Since then, CEO Clayton has been hiring new executives from companies such as Starbucks (NASDAQ:SBUX), Wal-Mart (NYSE:WMT) and Hewlett-Packard (NYSE:HPQ). He announced plans to add up to 500 new stores over the next three years to the 633-store chain and has just hired a senior vice president of International from BlockBuster to begin an expansion overseas. Finally, it has started testing “breakfast in a cup” dishes of fruit, fruit blends and granola, and has been hitting several investment bank conferences to talk up plans to create new hot breakfasts.
But things began to slide this summer. The stock closed at $7.83 on Aug. 13, just before the company issued a preliminary report saying that second quarter revenues would be up 14% over a year ago, but comparable store sales had declined by 3.3%. The next day it closed at $6.61.
On Aug. 30, Emeryville, Calif.-based Jamba announced its final quarterly results. Revenues were up 14% to $89.6 million, while net profit was down 93% to $2.3 million or $0.04 per share. But that beat analysts’ expectations of a net of $0.01 per share.

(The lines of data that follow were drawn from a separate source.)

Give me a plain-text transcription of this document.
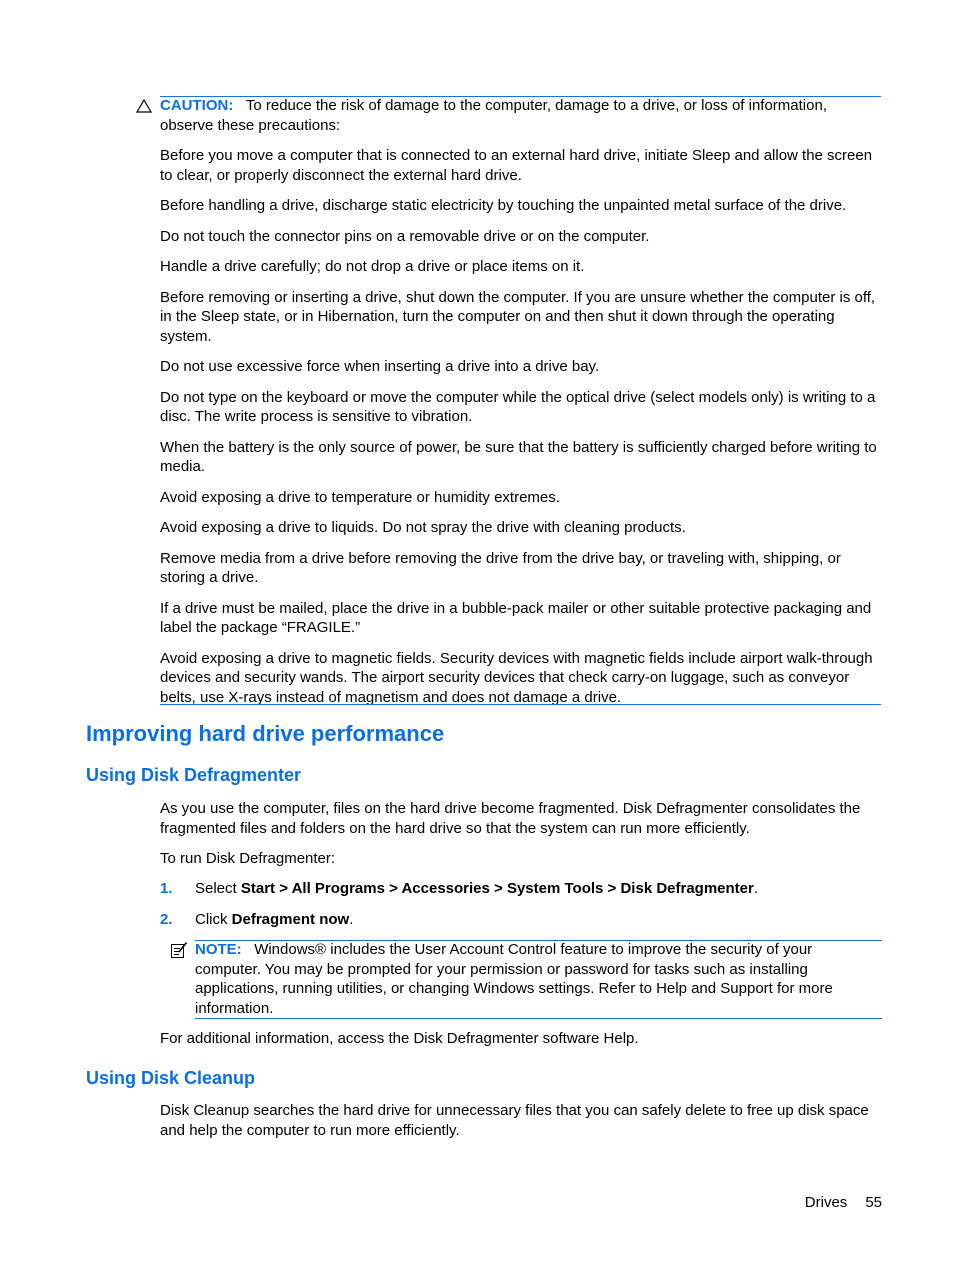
CAUTION: To reduce the risk of damage to the computer, damage to a drive, or loss of information, observe these precautions:

Before you move a computer that is connected to an external hard drive, initiate Sleep and allow the screen to clear, or properly disconnect the external hard drive.

Before handling a drive, discharge static electricity by touching the unpainted metal surface of the drive.

Do not touch the connector pins on a removable drive or on the computer.

Handle a drive carefully; do not drop a drive or place items on it.

Before removing or inserting a drive, shut down the computer. If you are unsure whether the computer is off, in the Sleep state, or in Hibernation, turn the computer on and then shut it down through the operating system.

Do not use excessive force when inserting a drive into a drive bay.

Do not type on the keyboard or move the computer while the optical drive (select models only) is writing to a disc. The write process is sensitive to vibration.

When the battery is the only source of power, be sure that the battery is sufficiently charged before writing to media.

Avoid exposing a drive to temperature or humidity extremes.

Avoid exposing a drive to liquids. Do not spray the drive with cleaning products.

Remove media from a drive before removing the drive from the drive bay, or traveling with, shipping, or storing a drive.

If a drive must be mailed, place the drive in a bubble-pack mailer or other suitable protective packaging and label the package “FRAGILE.”

Avoid exposing a drive to magnetic fields. Security devices with magnetic fields include airport walk-through devices and security wands. The airport security devices that check carry-on luggage, such as conveyor belts, use X-rays instead of magnetism and does not damage a drive.

Improving hard drive performance
Using Disk Defragmenter

As you use the computer, files on the hard drive become fragmented. Disk Defragmenter consolidates the fragmented files and folders on the hard drive so that the system can run more efficiently.

To run Disk Defragmenter:

1. Select Start > All Programs > Accessories > System Tools > Disk Defragmenter.
2. Click Defragment now.
NOTE: Windows® includes the User Account Control feature to improve the security of your computer. You may be prompted for your permission or password for tasks such as installing applications, running utilities, or changing Windows settings. Refer to Help and Support for more information.

For additional information, access the Disk Defragmenter software Help.

Using Disk Cleanup

Disk Cleanup searches the hard drive for unnecessary files that you can safely delete to free up disk space and help the computer to run more efficiently.

Drives 55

Surprisingly, sales in new markets, such as Oregon, Florida and Las Vegas, were doing well. It was the California stores, currently about half the total number, where sales were down. Jamba offers no real explanation for the softness in California, noting only in its report that same-store sales tend to be highly volatile due to unexpected factors like the weather. Summer is its strongest season, when people are looking for a cool drink rather than a mocha latte. But despite a January cold snap, California has recorded temperatures well above average and rainfall well below average this year, leaving the cause of weakness in its California stores a mystery.
Still, analysts love the strategy and see a new, healthy food-and-drink version of Starbucks in the making. Today, seven analysts rate the stock a “buy” or “strong buy,” with only one hold rating, according to Thomson/First Call. An April 25 report from Capital Growth Financial says that “the public company providing the best one-on-one comparison is Starbucks.” Based on Starbucks’ market cap to revenue ratio of 2.4 to 4.1 this year, the firm has set a target price for Jamba of $13.68 at the end of this calendar year. Price targets from analysts range from $8.50 to $16.50, with a median of $12.
Dean Haskell at Morgan Joseph & Co. admits that the disappointing sales in California might be due to a soft economy leaving people with less disposable income. “It could preclude a change in consumer behavior as they become more conscious about spending,” he says.
But he rates the company a “buy” with a $13 price target. “There’s a lot of growth potential ahead for this company,” he says, especially in 2008 as its expansion strategy bears sweeter fruit.
That is, of course, unless those recalcitrant California customers turn out to presage a bigger trend. Starbucks, at least, enjoys one advantage that Jamba lacks—caffeine to keep its customers coming back every day.